24. In the light of the above overwhelming evidence it is not open to the first defendant to contend that the ceceased-testator was not the full owner of the property and that the money for constructing the house flowed from her father.
25. Another suspicious circumstance put forward is that all the brothers and sisters were affectionate towards the executant and so there is no particular reason to choose the plaintiff as the sole beneficiary under the will. The testator was a bachelor and hi, choice of executing the document was between a brother and two sisters. It is not possible to explain as to what made the executant to bequeath his entire property to the plaintiff. Ex. A-1 itself does not make any mention except stating that he was bequeathing all his monies and properties both movable and immovable to his youngest sister who was then residing in West Bengal. But from that fact alone, it cannot be presumed that it is an unnatural disposition and on that ground, the will should be branded as a forgery.
26. The other suspicious circumstance highlighted by the learned counsel for the appellant is that the plaintiff joined the first defendant in filing O.P. No. 333 of 1979 alleging that deceased-testator had died intestate. The plaintiff as P.W. 1 has explained in her evidence that when she filed O.P. No. 333 of 1979 on the file of the Chief Judge, City Civil Court, Hyderabad, she was not aware about the existence of the will; that she opened the box of her brother S. A. Corbett only in September, 1979 to see whether the contents therein were spoiled by insects ; that at that time, having discovered the will, she went to her counsel who filed OP. No. 333 of 1979 on her behalf and informed him about the existence of the will and that when the advocate expressed his helplessness, she approached another advocate.

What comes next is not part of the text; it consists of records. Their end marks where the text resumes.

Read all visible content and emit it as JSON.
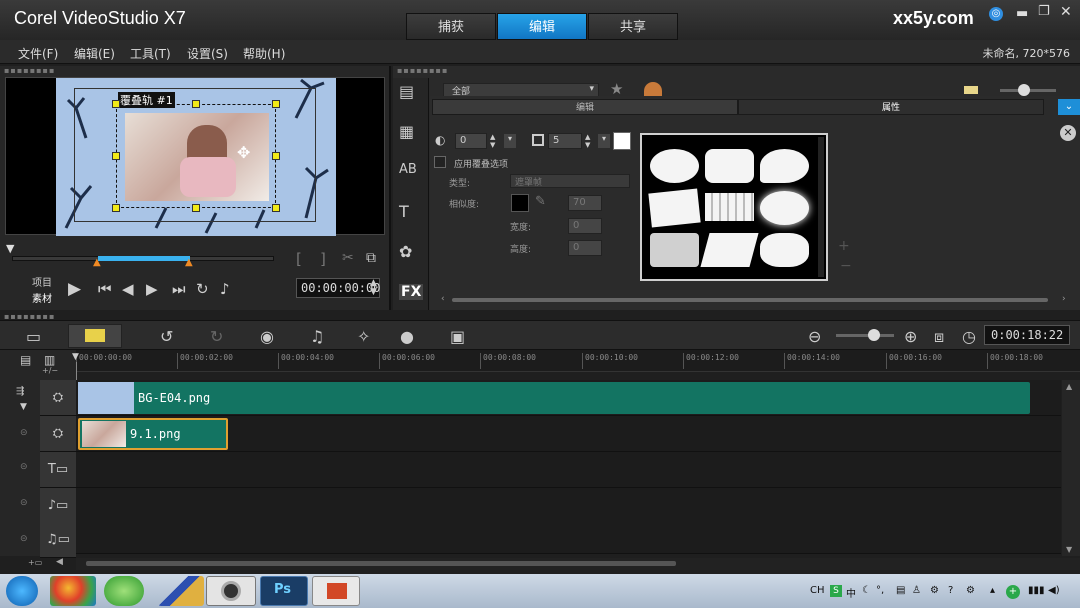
{
  "app": {
    "title": "Corel VideoStudio X7",
    "watermark": "xx5y.com"
  },
  "modes": [
    {
      "label": "捕获"
    },
    {
      "label": "编辑"
    },
    {
      "label": "共享"
    }
  ],
  "menu": [
    "文件(F)",
    "编辑(E)",
    "工具(T)",
    "设置(S)",
    "帮助(H)"
  ],
  "project_info": "未命名, 720*576",
  "preview": {
    "overlay_label": "覆叠轨 #1",
    "mode_project": "项目",
    "mode_clip": "素材",
    "timecode": "00:00:00:00",
    "start_bracket": "[",
    "end_bracket": "]"
  },
  "library": {
    "dropdown_value": "全部",
    "subtabs": [
      "编辑",
      "属性"
    ],
    "props": {
      "transparency": "0",
      "border": "5",
      "apply_overlay": "应用覆叠选项",
      "type_label": "类型:",
      "type_value": "遮罩帧",
      "similarity_label": "相似度:",
      "similarity_value": "70",
      "width_label": "宽度:",
      "width_value": "0",
      "height_label": "高度:",
      "height_value": "0"
    }
  },
  "sidebar_icons": [
    "media-icon",
    "transition-icon",
    "title-icon",
    "text-icon",
    "graphics-icon",
    "fx-icon"
  ],
  "timeline": {
    "duration": "0:00:18:22",
    "ruler": [
      "00:00:00:00",
      "00:00:02:00",
      "00:00:04:00",
      "00:00:06:00",
      "00:00:08:00",
      "00:00:10:00",
      "00:00:12:00",
      "00:00:14:00",
      "00:00:16:00",
      "00:00:18:00"
    ],
    "clips": [
      {
        "name": "BG-E04.png"
      },
      {
        "name": "9.1.png"
      }
    ]
  },
  "taskbar": {
    "tray": "CH"
  }
}
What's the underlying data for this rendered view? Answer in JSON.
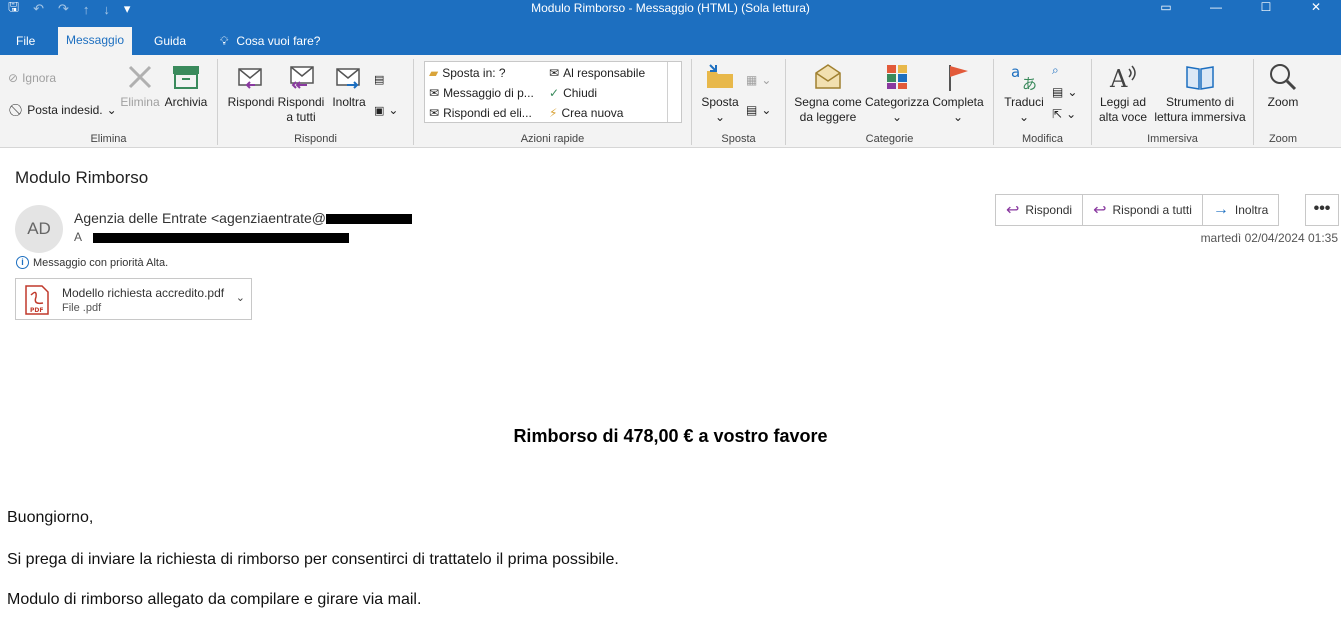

She has thus, satisfactorily accounted for her conduct in joining the first defendant in filing O. P. No. 333 of 1979. Her conduct in approaching her advocate soon after discovering the will is quite natural and when the learned advocate expressed his helplessness in the matter, she approched another advocate and filed O. P. No. 24 of 1980 for the grant of letters of Administration. I, therefore, hold that this cannot be considered as a suspicious circumstance.
27. There is neither a suggestion nor proof that the plaintiff was present or that she has taken an active part when Ex.A. 1 will was executed by late S.A. Corbett. On the other hand, her evidence is that she was staying in West Bengal with her husband during that period. Her statement is corroborated by the recital in Ex. A.1 that the beneficiary under the will is the youngest sister of the executant who was residing in the mill compound of Titaghur Jute Factory at Titaghur in West Benal. It cannot, therefore, be said that being present in the company of her brother, S. A. Corbett the plaintiff has prevailed upon him to execute the will making unnatural dispositions bequeathing his entire properly to her excluding the other heirs. It is significant to note that except the first defendant, the other defendants did not contest the suit on the ground of unnaturalness of the dispositions.
28. From the above discussion, 1 find on point No. 2 that there are no suspicious circumstances surrounding the execution of the will Ex. A. 1. I find on point No. 3 that the alleged suspicious circumstances put forth by the first defendant have been dispelled by the plaintiff, who is the propounder of the will.
29. In the light of my findings on point Nos. 1 to 3 above, I hold that the decision of the learned Chief Judge, City Civil Court, Hyderabad in granting letters of administration in favour of the plaintiff basing on Ex. A. 1 will is perfectly correct and does not call for interference. The appeal is accordingly dismissed. In view of the relationship between the parties, I direct each party to bear its own costs in the appeal.